Don’t Blame ‘Greedy Corporations’ for Inflation, Blame the Government
Inflation is the worst in 40 years.
The price of cars is up 37 percent. Gas is up 49 percent.
During the last few years, as politicians spent ever more money, experts told us not to worry.
Jerome Powell, chair of the Federal Reserve, said inflation would be “transitory.”
Treasury Secretary Janet Yellen said, “I don’t anticipate inflation is going to be a problem.”
Now she says, “I’m ready to retire the word transitory.”
What went wrong?
“Big corporations have taken advantage,” says Rep. Ted Lieu (D–Calif.).
Sen. Elizabeth Warren (D–Mass.) tweeted: “Greedy corporations are charging Americans extra.” It’s “price gouging.”
This is nonsense.
“Greed is constant,” says economist David Henderson in my new video. “If it’s greed, how do we explain prices falling?” When oil prices fall, is it because “oil companies just suddenly decide, ‘I’m gonna be less greedy?'”
Prices change because of supply and demand.
Inflation results “from too much money chasing too few goods,” explains Henderson. “If government’s spending more money, that’s more money chasing too few goods.”
Lately, government borrowed from the Fed, and spent much more money. Under President Donald Trump, the national debt rose $7.8 trillion. Under President Joe Biden, it’s grown $2.2 trillion in just one year. Biden wants to spend even more—a record $6 trillion this year.
Where will they get the money? Government has no money of its own, so increased spending means politicians must borrow more, tax more, or, easiest of all, create money out of thin air by just printing it.
In the last few years, that’s what they did. In an untested experiment, the Fed printed more money than ever in history.
All this new money sloshing around the economy makes money we have less valuable. You notice the price increases, but you may not notice the damage inflation does to your savings.
If you put $10,000 under your pillow, 7 percent inflation will reduce that to $2,342 in just 20 years.
If you were counting on those savings for retirement, too bad. Most of your savings will be gone.
Yet today’s politicians want to spend even more.
Biden claims his spending bills will “reduce inflation.”
“Biden’s wrong,” Henderson responds. “There’s no economic theory that says when the government spends a huge amount more money, prices fall.”
Some people want government to stop inflation by imposing price controls.
That would be “horrible,” says Henderson.
Price controls were tried before. In 1971, President Richard Nixon ordered a freeze on all prices.
It sounded reasonable. Too much inflation? Our intuition tells us that government can fix that with a price freeze. But “that’s where people’s intuition goes wrong,” says Henderson.
Wrong because prices are not just money; they are also information.
“Prices are signals…that guide people,” explains Henderson. “Mess that up, you’ve really messed up the economy.”

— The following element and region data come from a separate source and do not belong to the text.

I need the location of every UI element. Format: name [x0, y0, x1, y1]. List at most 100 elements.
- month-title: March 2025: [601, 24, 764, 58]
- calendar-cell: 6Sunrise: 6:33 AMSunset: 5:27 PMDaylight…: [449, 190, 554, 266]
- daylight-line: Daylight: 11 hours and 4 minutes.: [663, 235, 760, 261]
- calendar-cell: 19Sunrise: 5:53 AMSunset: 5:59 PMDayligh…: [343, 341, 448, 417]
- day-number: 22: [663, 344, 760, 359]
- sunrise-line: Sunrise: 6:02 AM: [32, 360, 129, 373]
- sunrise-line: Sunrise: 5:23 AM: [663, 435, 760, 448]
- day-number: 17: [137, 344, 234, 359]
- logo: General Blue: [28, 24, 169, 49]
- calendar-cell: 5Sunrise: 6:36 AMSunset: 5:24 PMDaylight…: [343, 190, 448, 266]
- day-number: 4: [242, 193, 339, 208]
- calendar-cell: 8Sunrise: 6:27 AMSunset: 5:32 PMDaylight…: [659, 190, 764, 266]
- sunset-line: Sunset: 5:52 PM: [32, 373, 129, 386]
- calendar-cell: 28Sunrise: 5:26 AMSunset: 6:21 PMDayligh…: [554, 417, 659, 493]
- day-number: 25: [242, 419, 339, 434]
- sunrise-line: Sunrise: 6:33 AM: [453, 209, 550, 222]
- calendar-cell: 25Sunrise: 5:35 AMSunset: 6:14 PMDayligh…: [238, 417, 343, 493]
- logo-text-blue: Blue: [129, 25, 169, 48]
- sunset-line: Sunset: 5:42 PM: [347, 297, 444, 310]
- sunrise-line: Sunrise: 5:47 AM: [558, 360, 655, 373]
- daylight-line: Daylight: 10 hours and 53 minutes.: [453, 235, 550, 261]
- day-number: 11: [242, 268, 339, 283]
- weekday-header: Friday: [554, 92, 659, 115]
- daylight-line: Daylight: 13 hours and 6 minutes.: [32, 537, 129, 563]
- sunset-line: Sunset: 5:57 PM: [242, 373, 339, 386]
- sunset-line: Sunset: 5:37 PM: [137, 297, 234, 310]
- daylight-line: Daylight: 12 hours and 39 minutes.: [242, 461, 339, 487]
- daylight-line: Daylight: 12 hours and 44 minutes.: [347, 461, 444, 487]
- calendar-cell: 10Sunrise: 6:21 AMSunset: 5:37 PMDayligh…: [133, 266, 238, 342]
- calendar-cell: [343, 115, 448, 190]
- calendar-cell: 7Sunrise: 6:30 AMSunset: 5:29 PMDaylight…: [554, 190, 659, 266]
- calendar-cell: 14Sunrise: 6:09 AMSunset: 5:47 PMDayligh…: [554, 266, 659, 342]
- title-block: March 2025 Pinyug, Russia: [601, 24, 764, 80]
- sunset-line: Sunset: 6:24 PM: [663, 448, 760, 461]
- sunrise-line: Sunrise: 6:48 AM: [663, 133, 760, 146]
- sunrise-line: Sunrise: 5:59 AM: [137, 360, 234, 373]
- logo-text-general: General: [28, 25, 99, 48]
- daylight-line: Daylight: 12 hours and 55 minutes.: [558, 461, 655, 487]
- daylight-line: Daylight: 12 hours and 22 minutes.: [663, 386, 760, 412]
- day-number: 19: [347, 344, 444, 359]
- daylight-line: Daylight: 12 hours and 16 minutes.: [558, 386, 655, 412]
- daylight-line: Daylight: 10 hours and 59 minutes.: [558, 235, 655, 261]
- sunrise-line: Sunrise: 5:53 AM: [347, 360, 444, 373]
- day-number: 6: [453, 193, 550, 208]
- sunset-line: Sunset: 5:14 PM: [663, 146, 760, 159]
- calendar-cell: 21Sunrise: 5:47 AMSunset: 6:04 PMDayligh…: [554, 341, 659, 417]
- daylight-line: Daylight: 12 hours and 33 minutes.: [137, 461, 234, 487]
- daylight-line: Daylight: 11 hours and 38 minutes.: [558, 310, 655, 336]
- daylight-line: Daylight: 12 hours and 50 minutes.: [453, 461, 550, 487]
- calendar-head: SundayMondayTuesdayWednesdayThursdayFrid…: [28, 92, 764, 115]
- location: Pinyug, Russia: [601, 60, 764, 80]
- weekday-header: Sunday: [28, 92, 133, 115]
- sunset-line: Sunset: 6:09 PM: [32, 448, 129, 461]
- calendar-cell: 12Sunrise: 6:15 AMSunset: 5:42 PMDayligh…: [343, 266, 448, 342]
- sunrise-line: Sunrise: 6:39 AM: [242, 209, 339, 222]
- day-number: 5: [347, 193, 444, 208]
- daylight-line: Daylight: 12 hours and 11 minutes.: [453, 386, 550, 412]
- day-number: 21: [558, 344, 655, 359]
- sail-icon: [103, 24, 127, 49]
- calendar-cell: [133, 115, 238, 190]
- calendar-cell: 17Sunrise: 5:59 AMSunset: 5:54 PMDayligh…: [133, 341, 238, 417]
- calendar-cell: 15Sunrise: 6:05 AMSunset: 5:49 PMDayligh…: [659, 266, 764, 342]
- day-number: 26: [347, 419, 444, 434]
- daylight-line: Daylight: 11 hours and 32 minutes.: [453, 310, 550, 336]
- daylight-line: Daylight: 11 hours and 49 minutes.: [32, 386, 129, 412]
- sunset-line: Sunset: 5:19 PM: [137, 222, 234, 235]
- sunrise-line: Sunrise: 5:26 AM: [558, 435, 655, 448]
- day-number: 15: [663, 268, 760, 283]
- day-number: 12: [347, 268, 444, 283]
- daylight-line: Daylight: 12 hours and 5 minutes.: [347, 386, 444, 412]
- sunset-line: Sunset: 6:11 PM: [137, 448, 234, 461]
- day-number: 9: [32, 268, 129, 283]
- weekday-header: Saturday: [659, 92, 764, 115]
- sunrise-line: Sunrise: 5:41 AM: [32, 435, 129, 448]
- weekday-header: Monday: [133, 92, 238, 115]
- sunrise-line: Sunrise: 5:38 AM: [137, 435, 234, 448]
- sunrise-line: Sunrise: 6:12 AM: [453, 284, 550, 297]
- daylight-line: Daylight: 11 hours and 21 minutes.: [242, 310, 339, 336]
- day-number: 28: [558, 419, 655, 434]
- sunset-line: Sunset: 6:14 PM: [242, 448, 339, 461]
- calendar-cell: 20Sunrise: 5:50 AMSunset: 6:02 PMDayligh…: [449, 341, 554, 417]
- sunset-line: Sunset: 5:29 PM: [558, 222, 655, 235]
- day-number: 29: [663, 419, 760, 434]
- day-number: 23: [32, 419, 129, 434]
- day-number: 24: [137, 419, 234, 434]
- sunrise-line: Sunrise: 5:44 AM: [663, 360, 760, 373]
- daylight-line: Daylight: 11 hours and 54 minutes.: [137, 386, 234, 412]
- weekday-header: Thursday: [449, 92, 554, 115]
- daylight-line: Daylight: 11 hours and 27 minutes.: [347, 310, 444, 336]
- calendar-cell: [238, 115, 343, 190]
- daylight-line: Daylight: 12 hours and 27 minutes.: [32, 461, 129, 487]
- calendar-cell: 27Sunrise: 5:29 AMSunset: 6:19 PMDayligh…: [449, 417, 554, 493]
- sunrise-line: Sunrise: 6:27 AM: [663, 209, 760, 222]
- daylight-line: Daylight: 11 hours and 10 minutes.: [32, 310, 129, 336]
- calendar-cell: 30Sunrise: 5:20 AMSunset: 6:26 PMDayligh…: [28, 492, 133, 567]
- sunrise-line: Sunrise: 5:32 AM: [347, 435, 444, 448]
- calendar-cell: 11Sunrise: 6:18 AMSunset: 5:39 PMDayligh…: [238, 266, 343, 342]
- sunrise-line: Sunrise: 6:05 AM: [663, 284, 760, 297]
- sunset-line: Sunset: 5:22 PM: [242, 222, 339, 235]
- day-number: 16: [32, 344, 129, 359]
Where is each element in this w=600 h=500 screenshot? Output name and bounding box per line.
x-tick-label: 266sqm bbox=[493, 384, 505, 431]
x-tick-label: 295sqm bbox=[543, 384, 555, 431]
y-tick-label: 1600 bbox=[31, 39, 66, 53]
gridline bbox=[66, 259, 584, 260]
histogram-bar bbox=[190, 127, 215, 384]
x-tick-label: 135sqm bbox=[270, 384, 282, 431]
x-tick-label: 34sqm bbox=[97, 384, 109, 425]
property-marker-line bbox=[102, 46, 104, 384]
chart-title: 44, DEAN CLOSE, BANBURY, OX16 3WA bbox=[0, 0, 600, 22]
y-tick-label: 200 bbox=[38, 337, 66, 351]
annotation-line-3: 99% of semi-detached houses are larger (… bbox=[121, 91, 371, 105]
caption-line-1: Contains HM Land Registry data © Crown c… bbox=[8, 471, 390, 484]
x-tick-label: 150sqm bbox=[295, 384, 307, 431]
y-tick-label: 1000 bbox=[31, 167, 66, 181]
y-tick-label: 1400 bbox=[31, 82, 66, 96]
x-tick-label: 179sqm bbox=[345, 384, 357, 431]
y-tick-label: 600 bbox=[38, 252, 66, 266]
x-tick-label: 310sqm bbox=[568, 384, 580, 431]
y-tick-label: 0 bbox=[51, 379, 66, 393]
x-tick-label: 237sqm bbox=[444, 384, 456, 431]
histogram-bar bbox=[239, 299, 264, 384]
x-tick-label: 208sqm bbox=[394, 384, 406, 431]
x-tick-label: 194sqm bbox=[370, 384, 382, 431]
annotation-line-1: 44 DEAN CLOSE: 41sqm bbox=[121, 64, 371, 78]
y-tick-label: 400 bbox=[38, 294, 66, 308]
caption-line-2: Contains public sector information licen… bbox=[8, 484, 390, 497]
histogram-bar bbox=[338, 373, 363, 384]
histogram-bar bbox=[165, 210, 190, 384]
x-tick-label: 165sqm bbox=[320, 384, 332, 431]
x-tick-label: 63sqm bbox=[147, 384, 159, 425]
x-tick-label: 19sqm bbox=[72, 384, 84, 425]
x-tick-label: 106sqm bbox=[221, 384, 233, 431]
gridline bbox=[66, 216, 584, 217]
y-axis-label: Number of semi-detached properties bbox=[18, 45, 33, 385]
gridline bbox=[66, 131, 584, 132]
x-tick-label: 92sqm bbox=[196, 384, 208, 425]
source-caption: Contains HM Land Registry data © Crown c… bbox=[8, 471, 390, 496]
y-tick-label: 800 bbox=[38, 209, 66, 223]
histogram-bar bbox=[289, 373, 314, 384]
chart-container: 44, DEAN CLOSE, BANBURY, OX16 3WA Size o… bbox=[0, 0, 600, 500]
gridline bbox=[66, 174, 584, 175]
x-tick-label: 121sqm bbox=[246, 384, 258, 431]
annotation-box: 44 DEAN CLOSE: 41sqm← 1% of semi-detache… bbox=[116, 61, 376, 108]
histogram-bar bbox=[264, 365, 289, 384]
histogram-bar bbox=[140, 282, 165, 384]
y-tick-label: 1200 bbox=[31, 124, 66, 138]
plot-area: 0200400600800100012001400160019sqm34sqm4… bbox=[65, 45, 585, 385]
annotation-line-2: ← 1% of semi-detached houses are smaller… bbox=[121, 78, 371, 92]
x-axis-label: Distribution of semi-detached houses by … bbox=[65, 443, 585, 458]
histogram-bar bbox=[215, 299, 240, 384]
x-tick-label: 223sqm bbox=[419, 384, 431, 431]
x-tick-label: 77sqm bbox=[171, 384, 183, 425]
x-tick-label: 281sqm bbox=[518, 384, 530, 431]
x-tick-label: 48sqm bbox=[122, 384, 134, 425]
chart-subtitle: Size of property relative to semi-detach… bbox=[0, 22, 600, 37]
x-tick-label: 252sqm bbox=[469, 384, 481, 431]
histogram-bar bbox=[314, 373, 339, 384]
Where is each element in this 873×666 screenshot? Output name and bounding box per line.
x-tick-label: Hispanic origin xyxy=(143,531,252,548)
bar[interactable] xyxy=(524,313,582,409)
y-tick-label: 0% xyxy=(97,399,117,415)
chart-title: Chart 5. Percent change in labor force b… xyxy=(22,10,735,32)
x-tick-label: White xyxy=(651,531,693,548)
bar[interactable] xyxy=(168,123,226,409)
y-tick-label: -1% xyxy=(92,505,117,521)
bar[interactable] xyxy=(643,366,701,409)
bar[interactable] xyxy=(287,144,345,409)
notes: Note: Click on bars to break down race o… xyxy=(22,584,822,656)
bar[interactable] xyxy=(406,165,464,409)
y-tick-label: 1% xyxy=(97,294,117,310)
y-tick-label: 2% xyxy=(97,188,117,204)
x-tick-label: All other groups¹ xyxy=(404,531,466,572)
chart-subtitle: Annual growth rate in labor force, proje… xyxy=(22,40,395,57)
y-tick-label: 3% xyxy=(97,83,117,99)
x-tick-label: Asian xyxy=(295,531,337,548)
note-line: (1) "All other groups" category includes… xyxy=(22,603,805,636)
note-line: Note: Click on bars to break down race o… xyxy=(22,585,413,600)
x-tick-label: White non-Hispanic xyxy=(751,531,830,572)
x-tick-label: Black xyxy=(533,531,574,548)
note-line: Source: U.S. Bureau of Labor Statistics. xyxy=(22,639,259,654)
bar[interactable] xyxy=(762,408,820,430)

Price changes tell buyers what to avoid and sellers what to produce. When COVID-19 hit, the price of face masks rose sharply. Immediately, producers made more. New Balance switched from making footwear to making masks.
Flexible pricing gets suppliers to produce what people really need.
Now there are shortages of some products because COVID-19 interrupted supply chains.
Price controls would make the shortages worse.
Soon after Nixon froze prices, there were shortages of gasoline. I drove around, wasting gas, searching for gas stations that had it.
“Price controls are like saying it’s really cold and I’m going to solve that by breaking the thermometer,” says Henderson. “It’s actually worse than that because breaking the thermometer doesn’t reduce the temperature, whereas price controls cause actual shortages!”
Venezuela’s price controls led to a shortage of food. And yet inflation got much worse. 270 percent, 700 percent, eventually 400,000 percent inflation!
Once inflation starts, it’s hard to stop.
In Zimbabwe, President Robert Mugabe couldn’t collect enough in taxes to pay for his grand plans, so he printed more money.
A few years later, Zimbabwe was printing 100-trillion dollar bills.
Such drastic inflation hasn’t happened here. It probably won’t because recently the Fed reigned itself in.
But with Democrats and Republicans eager to spend more, it could happen here.